PASADENA, Calif. -- NASA's Curiosity rover zapped its first Martian rock Sunday, aiming its laser for the sake of science.
Scientists declared the target practice a success.
Curiosity pointed the beam at the fist-sized stone nearby and shot the rock with 30 pulses over a 10-second period, NASA said.
Each pulse delivers more than 1 million watts of energy for about five one-billionths of a second, vaporizing a pinhead-sized bit of the rock to create a tiny spark for analysis by a small telescope mounted on the instrument.
The ionized glow, which can be observed and recorded from up to 25 feet away, is then split into its component wavelengths by three spectrometers that give scientists information about the chemical makeup of the rock.
The combined system, called the Chemistry-and-Camera instrument, or ChemCam, is capable of discerning more than 6,000 wavelengths in the ultraviolet, infrared, and visible light spectrum and is designed to take about 14,000 measurements throughout Curiosity's Mars mission.
The purpose of the initial use of the laser was target practice for the instrument. But scientists will examine the data they receive to determine the composition of the rock, which they dubbed "Coronation," NASA said.
"We got a great spectrum of Coronation -- lots of signal," said ChemCam principal investigator Roger Wiens of the Los Alamos National Laboratory in New Mexico, where the instrument was developed. "After eight years of building the instrument, it's payoff time."
Curiosity, a one-ton, six-wheeled vehicle the size of a compact car, landed inside an ancient impact crater near Mars' equator on Aug. 6 after an eight-month, 354-million-mile voyage through space.
Its two-year mission is aimed at determining whether the planet most like Earth could have been host to microbial life.
The rover's primary target is Mount Sharp, a towering mound of layered rock rising from the floor of Gale Crater.

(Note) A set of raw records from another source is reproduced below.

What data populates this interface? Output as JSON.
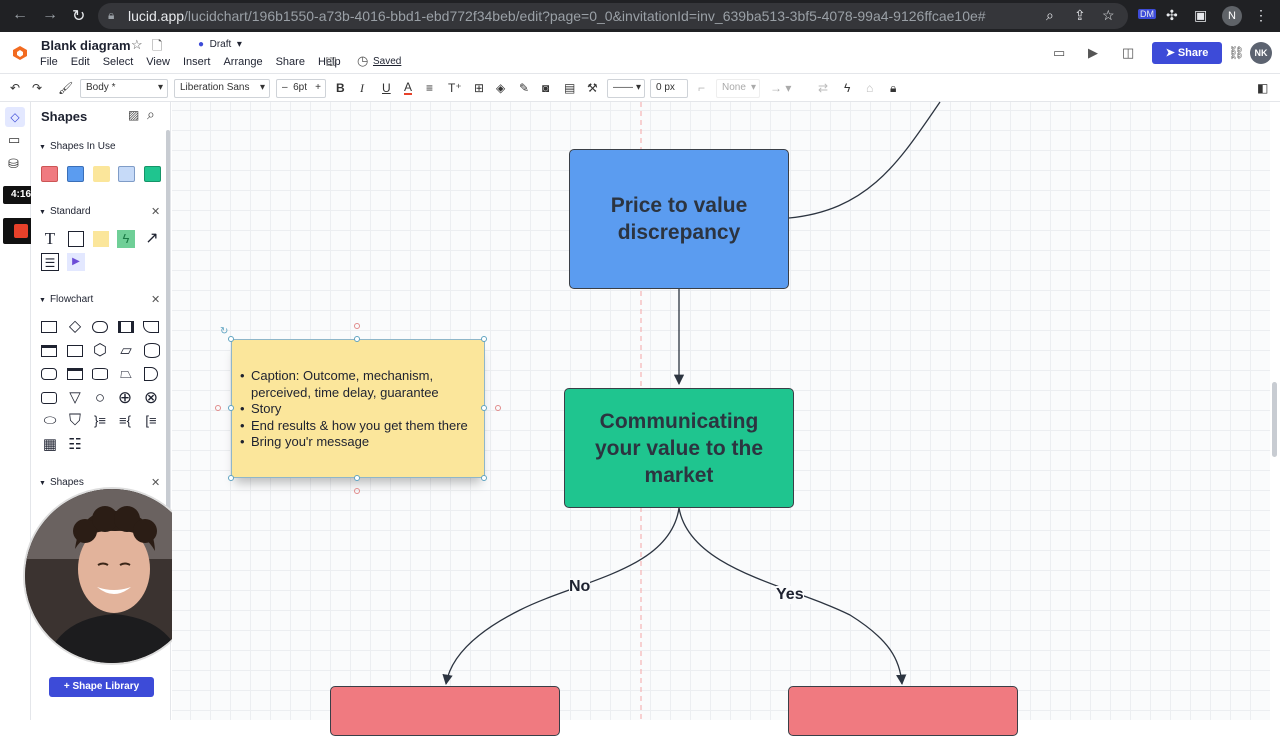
{
  "browser": {
    "url_host": "lucid.app",
    "url_path": "/lucidchart/196b1550-a73b-4016-bbd1-ebd772f34beb/edit?page=0_0&invitationId=inv_639ba513-3bf5-4078-99a4-9126ffcae10e#",
    "profile_initial": "N"
  },
  "header": {
    "title": "Blank diagram",
    "status": "Draft",
    "menus": [
      "File",
      "Edit",
      "Select",
      "View",
      "Insert",
      "Arrange",
      "Share",
      "Help"
    ],
    "saved": "Saved",
    "share_label": "Share",
    "user_initials": "NK"
  },
  "toolbar": {
    "style": "Body *",
    "font": "Liberation Sans",
    "font_size": "6pt",
    "line_width": "0 px",
    "arrow_none": "None"
  },
  "recording": {
    "timer": "4:16"
  },
  "shapes_panel": {
    "title": "Shapes",
    "sections": [
      "Shapes In Use",
      "Standard",
      "Flowchart",
      "Shapes"
    ],
    "library_button": "Shape Library",
    "swatches": [
      "#f07a80",
      "#5b9cf0",
      "#fbe69b",
      "#c6daf8",
      "#1fc58f"
    ]
  },
  "diagram": {
    "box_price": "Price to value discrepancy",
    "box_communicating": "Communicating your value to the market",
    "label_no": "No",
    "label_yes": "Yes",
    "note_items": [
      "Caption: Outcome, mechanism, perceived, time delay, guarantee",
      "Story",
      "End results & how you get them there",
      "Bring you'r message"
    ],
    "colors": {
      "blue": "#5b9cf0",
      "green": "#1fc58f",
      "red": "#f07a80",
      "yellow": "#fbe69b"
    }
  }
}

But mission controllers are gradually checking out Curiosity's sophisticated array of instruments before sending it on its first road trip across the Martian landscape.

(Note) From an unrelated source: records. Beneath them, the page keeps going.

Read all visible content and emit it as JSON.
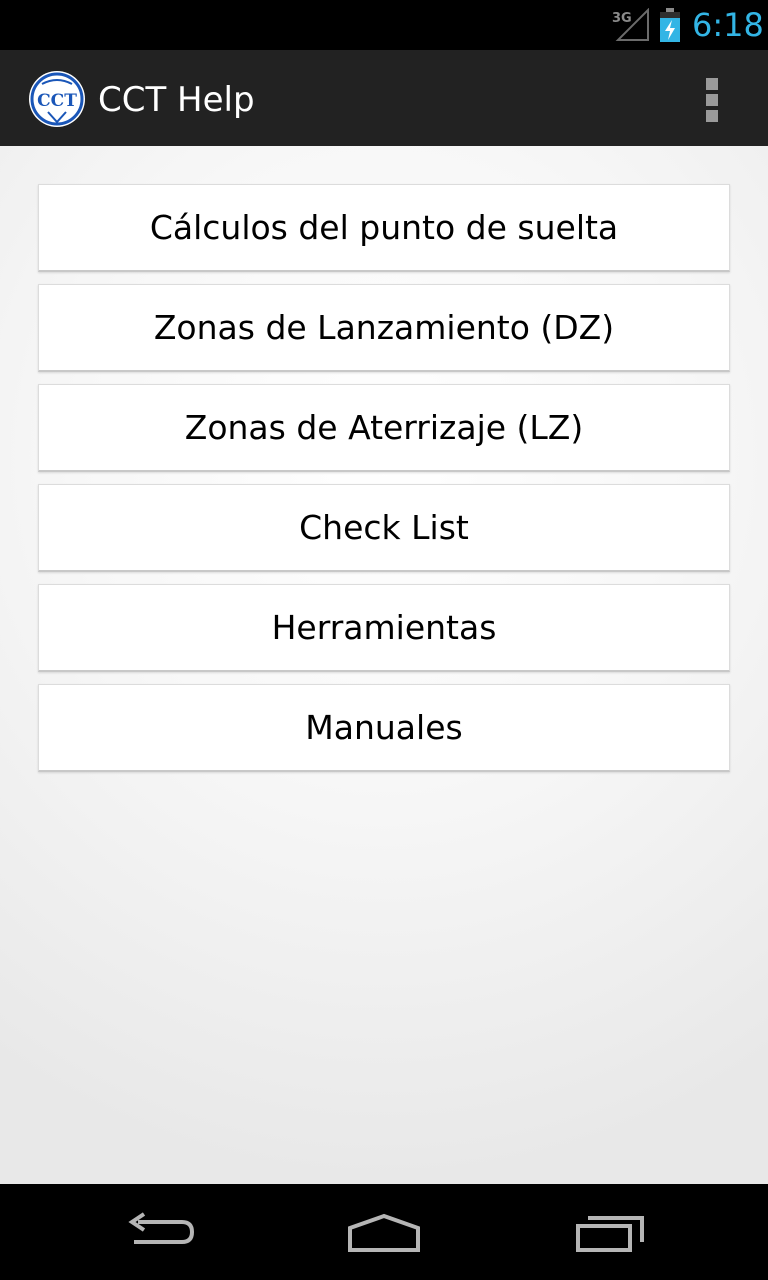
{
  "status_bar": {
    "network_type": "3G",
    "time": "6:18",
    "time_color": "#33b5e5",
    "icons": [
      "signal-icon",
      "battery-charging-icon"
    ]
  },
  "action_bar": {
    "logo_text": "CCT",
    "title": "CCT Help",
    "overflow_icon": "overflow-menu-icon"
  },
  "menu": {
    "items": [
      {
        "label": "Cálculos del punto de suelta"
      },
      {
        "label": "Zonas de Lanzamiento (DZ)"
      },
      {
        "label": "Zonas de Aterrizaje (LZ)"
      },
      {
        "label": "Check List"
      },
      {
        "label": "Herramientas"
      },
      {
        "label": "Manuales"
      }
    ]
  },
  "nav_bar": {
    "icons": [
      "back-icon",
      "home-icon",
      "recent-apps-icon"
    ]
  },
  "colors": {
    "action_bar_bg": "#222222",
    "status_bar_bg": "#000000",
    "button_bg": "#ffffff",
    "logo_blue": "#1a56b8"
  }
}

The $2.5 billion Curiosity project marks NASA's first astrobiology mission since the Viking probes to Mars during the 1970s and the most advanced robotic science lab sent to another world.
The technique employed by ChemCam has been used to examine the composition of materials in other extreme environments, such as inside nuclear reactors and on the sea floor.
The technology also has experimental applications in environmental monitoring and cancer detection.
But Sunday's exercise, conducted during Curiosity's 13th full day on Mars, was the first use in interplanetary exploration, NASA said.
In several days, flight controllers will command Curiosity to move its wheels side-to-side and take its first short drive.
The test drive will be conducted before Curiosity embarks on its 4.3-mile trek to the foot of Mount Sharp, a journey that could take six months.